= David Whitaker (artist) =

British artist (1938–2007)

David Whitaker (8 June 1938 - 15 March 2007) was a British abstract artist and art teacher.

==Early life and education==
Whitaker was born in Blackpool, Lancashire. He studied at the Blackpool and the Fylde School of Art for 6 years from the age of 13 and moved to London in the late 1950s, where he began working as a graphic designer. He did not enjoy the work, and left to become a milkman instead. The early hours suited him: his job finished early, and he could spend the rest of the day painting. He married fellow artist Frances Wood in 1959, and studied as a mature student at the Royal Academy Schools from 1962 to 1966.
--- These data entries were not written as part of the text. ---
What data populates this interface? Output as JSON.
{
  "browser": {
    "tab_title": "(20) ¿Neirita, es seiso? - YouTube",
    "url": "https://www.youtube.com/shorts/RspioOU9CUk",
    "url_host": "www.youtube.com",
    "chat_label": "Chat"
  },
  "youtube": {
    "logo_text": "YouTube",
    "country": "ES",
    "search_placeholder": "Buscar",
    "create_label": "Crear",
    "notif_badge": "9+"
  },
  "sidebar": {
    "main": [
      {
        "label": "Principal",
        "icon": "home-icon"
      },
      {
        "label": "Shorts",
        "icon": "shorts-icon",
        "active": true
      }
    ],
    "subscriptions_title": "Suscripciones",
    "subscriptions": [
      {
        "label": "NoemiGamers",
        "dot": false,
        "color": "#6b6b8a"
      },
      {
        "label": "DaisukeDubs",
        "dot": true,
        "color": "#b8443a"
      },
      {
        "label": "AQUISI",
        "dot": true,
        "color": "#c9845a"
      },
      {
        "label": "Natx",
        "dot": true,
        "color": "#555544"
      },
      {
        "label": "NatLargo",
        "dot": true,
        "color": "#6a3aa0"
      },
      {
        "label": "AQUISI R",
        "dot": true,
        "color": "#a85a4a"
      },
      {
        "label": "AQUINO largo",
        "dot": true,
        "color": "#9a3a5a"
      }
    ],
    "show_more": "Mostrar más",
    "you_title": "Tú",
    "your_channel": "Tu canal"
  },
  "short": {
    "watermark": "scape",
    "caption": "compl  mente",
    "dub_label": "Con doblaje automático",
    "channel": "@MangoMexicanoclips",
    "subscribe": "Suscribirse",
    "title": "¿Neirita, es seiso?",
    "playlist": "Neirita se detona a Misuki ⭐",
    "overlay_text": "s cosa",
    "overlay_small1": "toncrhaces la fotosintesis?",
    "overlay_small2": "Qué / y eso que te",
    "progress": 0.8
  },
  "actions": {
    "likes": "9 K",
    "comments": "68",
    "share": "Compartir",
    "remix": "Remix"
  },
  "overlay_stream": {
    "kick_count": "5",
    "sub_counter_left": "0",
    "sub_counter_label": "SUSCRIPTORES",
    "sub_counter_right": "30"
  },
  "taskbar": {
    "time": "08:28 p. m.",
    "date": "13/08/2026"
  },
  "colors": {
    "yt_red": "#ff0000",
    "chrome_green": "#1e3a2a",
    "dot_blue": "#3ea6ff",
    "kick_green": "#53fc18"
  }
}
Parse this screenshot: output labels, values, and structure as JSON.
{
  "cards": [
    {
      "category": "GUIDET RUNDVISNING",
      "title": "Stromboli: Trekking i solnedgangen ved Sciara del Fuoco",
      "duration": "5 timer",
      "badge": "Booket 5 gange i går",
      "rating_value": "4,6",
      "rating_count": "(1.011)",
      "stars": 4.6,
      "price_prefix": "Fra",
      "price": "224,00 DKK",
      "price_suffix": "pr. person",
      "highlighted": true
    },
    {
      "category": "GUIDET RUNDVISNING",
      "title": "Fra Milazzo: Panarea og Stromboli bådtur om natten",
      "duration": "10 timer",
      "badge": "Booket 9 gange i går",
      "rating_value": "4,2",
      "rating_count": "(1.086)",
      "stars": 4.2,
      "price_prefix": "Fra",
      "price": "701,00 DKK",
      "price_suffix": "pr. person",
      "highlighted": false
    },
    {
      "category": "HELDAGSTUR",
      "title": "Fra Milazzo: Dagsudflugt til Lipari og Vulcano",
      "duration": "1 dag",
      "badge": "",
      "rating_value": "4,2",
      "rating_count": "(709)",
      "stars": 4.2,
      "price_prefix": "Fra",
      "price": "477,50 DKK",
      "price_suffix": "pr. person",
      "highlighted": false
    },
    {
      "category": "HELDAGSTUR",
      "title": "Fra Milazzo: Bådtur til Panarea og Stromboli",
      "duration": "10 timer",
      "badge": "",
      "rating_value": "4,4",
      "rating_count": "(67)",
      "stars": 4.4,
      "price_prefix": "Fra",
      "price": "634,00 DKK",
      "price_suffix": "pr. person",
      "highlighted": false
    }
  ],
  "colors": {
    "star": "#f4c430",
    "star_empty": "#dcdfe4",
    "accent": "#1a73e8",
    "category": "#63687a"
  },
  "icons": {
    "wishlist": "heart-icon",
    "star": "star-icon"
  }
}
==Later career and recognition==
Whitaker was one of the first artists to have a sholo show at the Serpentine Gallery when it opened in London in 1970. He won the Mark Rothko Memorial Award in 1973 at the recommendation of Bridget Riley, which allowed him to work in the U.S. for several months. He then taught at the Ruskin School of Art in Oxford, helping to oversee the school's merger with the University of Oxford, before becoming a lecturer at the Wimbledon College of Art in 1984, retiring in 2001. He was elected as a member of the London Group in 1989, of the Colour Group (Great Britain) in 1996, and became a Fellow of the Royal Watercolour Society in 2004. He won a Hunting Art Prize in 1996, and won the Singer Friedlander National Watercolour Competition in 2001. Beginning in the 1960s, Whitaker held many one-man exhibitions over more than 40 years as a practitioner. Two retrospectives of his work were shown at the Rebecca Hossack Gallery, the second in the summer of 2013.

==Works==
Whitaker's works in oils and watercolour are characterised by their use of straight lines of seven colours: two shades of yellow, cadmium red, magenta, viridian, and two shades of blue. His paintings were created in layers, using tape to create straight-sided stencils. The final effect, only revealed when the tape was removed, produced a shimmering graduation of colour from stripe to stripe over the canvass.

==Personal life==
Outside art, Whitaker was a keen marathon runner with Kingston Stragglers, and played cricket in the Lancashire League. He died in 2007 in Kingston upon Thames and was survived by his wife, Frances, and their three sons.